If there were no clouds, we should not enjoy the sun.

“You leave tomorrow,” Alina murmured as she sat on the ground by the river with Vasile’s head in her lap. She ran her fingers through his hair, loving the way the strands tickled her skin and loving even more that she alone had the right to have her fingers in his thick, dark hair.

“Hmm,” he responded.

She grinned. His eyes were closed and he was nearly purring at her under her ministrations. Three days had flown by. They had been inseparable except at night when they were forced to sleep apart, and even then he had slept opposite her with only the wall of the cottage between them. Every night she had fallen asleep to the sound of his deep voice telling her tales of his life, the short time he remembered with his brother, and the years he had had with his parents. It was obvious he loved his family very much and she ached for his loss. He was alone, left with a pack that had been falling apart around him without his notice. He had told her how his father’s mind had begun to fail, and that was why his attention had not been on the pack. She could feel his guilt and that broke her heart as well.

“What are you thinking so deeply about?” he asked her softly.

She looked down and saw that he had opened his eyes and was watching her. She blushed under his gaze. She was pretty sure she would never get over someone so handsome taking notice of her, mate or not. “I am just sad for you. You have so much on your shoulders and no one to bear it with you.”

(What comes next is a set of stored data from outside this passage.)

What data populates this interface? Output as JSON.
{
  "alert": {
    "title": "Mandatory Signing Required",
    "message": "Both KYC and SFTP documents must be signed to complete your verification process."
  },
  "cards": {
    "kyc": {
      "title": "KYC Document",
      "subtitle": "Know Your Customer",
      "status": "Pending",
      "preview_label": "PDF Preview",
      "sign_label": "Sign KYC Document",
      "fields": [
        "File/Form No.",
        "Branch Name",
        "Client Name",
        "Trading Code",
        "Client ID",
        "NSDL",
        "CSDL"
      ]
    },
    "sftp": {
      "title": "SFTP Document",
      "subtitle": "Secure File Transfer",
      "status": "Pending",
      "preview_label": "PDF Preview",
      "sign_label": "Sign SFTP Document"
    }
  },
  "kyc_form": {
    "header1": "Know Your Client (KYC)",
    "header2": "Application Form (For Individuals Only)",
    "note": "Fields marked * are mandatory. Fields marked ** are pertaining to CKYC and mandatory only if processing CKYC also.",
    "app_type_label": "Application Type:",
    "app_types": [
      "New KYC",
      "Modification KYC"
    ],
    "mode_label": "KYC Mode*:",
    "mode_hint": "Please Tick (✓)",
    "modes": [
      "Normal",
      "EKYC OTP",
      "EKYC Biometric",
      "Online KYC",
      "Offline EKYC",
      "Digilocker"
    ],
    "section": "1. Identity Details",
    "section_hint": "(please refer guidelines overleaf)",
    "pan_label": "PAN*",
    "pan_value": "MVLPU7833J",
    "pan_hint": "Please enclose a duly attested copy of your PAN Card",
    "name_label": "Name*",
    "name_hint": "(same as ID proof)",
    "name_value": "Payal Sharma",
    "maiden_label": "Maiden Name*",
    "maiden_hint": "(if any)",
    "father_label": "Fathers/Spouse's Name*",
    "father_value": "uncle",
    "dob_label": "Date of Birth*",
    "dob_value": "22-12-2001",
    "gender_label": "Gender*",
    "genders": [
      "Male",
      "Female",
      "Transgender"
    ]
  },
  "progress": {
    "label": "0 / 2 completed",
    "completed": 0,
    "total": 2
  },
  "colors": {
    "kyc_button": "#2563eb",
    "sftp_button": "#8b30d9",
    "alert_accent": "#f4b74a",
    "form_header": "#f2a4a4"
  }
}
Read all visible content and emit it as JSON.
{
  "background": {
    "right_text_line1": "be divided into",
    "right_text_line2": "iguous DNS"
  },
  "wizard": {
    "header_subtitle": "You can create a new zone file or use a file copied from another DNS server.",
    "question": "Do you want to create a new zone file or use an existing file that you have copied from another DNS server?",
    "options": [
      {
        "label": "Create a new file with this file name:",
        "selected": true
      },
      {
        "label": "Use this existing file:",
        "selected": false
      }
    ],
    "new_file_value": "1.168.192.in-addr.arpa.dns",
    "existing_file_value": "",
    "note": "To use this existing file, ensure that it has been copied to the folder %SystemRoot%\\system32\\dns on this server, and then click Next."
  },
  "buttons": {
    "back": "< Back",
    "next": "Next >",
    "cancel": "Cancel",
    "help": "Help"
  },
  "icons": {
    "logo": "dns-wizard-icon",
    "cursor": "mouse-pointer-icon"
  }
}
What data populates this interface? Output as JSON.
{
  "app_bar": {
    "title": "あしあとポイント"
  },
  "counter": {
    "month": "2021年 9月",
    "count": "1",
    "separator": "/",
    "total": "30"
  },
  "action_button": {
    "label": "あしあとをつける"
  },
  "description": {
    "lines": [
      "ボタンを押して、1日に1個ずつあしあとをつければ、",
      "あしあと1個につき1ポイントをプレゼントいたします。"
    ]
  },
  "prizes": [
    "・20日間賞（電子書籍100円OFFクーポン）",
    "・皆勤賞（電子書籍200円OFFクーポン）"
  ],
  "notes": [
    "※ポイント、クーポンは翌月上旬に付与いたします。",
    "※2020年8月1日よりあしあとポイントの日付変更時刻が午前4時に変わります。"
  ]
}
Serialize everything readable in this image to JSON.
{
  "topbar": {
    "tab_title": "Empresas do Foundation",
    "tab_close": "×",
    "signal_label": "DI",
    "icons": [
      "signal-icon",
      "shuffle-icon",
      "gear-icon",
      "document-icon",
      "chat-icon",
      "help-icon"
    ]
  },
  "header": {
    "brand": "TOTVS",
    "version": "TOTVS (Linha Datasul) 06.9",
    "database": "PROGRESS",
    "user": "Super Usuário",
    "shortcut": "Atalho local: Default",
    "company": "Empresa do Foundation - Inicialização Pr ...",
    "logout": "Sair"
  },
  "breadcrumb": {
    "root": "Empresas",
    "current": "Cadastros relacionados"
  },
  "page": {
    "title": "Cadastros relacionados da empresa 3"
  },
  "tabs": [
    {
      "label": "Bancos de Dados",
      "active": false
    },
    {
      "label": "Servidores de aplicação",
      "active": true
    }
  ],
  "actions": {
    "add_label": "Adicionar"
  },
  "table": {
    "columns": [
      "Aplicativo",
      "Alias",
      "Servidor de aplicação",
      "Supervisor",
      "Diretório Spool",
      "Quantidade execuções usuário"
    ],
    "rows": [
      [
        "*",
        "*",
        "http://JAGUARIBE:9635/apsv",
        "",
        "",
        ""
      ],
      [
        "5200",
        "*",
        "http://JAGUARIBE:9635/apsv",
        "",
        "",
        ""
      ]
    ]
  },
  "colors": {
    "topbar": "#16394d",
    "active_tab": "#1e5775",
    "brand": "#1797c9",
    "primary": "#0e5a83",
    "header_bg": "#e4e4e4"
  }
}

“I have you,” he told her as he reached up and ran his fingers across her cheek.

“But I cannot be with you, not really.”

“Just knowing you are here waiting for me is enough for now, Mina.”

As she stared down at him, she felt him opening their bond up even more so that she could see his memories. She smiled at the memory of the first time he had seen her. To him she was indescribably beautiful. He saw her in a light in which she had never imagined herself, and it warmed her to know he was so attracted to her. She saw his pain over the memories of his father, and before he could sensor it she saw his mother with something in her hand and felt Vasile’s sorrow.

“What was that?” she asked breathless from the intense onslaught of emotions pouring out of him.

He sat up abruptly and ran his hands over his face. She could tell that he did not want to talk about it, and yet he wanted her to know because he wanted her to know all of him.

“My parents were not who they appeared to be,” he began.